Thursday, 31 May 2007

practico:introduction & conclusion of articles

This article is based on the investigation of a news reporter from the BBC, called Rageh Omaar, who was born in the north of Somalia. The aim of Omaar´s investigation was to make a film for the English channel. Through the article the reporter describes the children he interviewed, the reasons why their families sell them, and what are the most common “jobs” these children have.
The world of modern child slavery

Introduction:
Slavery is a word which immediately conjures up very specific images in our minds.
When it is mentioned we tend to think of people, almost always black people; degraded, abused and bound in chains, and we tend to think of such images, and the word slavery itself, as belonging to another era. We do not see slavery as belonging to our world, not as something which is still happening today. Yet the truth is that if William Wilberforce were alive today and he travelled to different parts of the world - not just in Africa, but also in large parts of Asia, the Middle East, South America and even parts of Europe - he would find children living in conditions and circumstances which Wilberforce would understand and which I am sure he would describe as slavery. It is believed there are nearly nine million children around the world today who are enslaved. There are international charters and covenants which try to come to a legal definition of what constitutes slavery. In essence these documents define slavery in the modern world as a situation where a human being and their labour are owned by others, and where that person does not have the freedom to leave and is forced into a life which is exploitative, humiliating and abusive.
Conclusion:
Poverty underlies almost all aspects of the phenomenon of modern child slavery. It is the one issue that most often lies behind the reasons and circumstances they were given up or sold into such conditions. Yet although there has been progress internationally on creating laws and standards aimed at stamping out child slavery, there are still many adults who not only gain from child slavery but believe that they will, in more cases than not, get away with it. Defining what modern slavery is, even finding out the scale of it around the world, is not enough if the practice is not seen to be punished.

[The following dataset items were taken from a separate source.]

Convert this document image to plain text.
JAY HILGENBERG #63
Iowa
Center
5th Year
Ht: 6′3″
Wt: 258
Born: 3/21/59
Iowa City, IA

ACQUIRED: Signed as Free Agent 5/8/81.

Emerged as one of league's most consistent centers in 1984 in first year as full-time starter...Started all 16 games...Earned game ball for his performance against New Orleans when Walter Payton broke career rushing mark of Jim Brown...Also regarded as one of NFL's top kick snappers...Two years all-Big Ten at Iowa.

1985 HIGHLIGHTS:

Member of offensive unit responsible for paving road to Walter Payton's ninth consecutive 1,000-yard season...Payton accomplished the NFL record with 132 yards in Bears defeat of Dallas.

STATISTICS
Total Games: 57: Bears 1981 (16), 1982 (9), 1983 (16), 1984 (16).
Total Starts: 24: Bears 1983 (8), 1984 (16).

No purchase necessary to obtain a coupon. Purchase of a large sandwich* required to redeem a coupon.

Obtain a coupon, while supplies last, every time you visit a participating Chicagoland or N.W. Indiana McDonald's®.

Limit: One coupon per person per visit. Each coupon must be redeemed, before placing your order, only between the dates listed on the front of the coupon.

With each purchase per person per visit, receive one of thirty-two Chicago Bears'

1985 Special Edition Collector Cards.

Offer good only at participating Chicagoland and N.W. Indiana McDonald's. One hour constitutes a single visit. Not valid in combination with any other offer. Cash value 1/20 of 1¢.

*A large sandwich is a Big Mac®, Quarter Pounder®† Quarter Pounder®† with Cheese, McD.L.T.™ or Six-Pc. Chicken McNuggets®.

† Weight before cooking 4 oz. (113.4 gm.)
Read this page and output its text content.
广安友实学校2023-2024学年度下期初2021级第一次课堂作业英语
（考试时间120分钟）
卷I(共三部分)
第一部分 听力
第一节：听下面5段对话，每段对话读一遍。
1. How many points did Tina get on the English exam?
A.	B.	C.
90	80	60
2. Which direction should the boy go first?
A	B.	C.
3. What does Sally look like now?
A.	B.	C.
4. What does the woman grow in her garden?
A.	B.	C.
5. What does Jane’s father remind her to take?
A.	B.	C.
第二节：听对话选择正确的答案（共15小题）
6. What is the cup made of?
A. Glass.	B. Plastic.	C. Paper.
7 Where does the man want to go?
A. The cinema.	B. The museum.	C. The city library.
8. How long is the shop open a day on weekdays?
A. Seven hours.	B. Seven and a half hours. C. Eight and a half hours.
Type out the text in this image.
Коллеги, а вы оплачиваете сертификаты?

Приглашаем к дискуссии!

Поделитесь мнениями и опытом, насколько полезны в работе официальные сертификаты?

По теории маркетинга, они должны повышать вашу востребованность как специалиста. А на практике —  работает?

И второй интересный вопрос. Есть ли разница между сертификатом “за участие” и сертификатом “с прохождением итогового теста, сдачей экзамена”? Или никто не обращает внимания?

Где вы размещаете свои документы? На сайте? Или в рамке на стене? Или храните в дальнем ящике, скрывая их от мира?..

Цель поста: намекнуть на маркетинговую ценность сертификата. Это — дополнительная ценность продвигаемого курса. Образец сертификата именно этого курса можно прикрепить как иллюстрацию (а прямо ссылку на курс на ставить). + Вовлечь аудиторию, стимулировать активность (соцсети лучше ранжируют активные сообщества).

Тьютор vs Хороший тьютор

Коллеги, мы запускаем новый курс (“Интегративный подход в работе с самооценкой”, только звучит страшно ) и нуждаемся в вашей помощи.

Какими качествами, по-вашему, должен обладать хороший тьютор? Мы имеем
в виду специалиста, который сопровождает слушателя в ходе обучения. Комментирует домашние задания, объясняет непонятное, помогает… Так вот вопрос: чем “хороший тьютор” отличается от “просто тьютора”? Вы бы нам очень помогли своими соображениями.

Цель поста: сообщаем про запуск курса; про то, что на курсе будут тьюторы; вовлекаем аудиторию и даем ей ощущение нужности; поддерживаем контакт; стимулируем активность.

In order to introduce the subject of his article, the author appeals to what most of the people in general imagine when they are talked about slavery. The images he makes reference to are many times used by film directors so he counts on our background information to make his statement successful. He also introduces the name of a ----- when he refers to the way in which slavery has spread out, so History is mentioned in a way. The last sentences of the introduction are about how is defined the word slavery now-a-days, and the difficulties that charters and organizations had in order to establish a legal definition to the word itself.
In the conclusion the author recognizes in poverty the most important reason of the selling of children and slavery as its consequence. Therefore he generalizes the main problem of this actual phenomenon. Once again as in his conclusion, Omaar deals with legality, and even though he bounces some positive initiatives from international organizations, he still urges for a quicker and definite solution. While in the introduction of this article slavery is referred to as a word to be defined in legal documents, for the conclusion he takes the same idea, but this time he also evokes to what is to be done in practice in order to stop slavery definitely.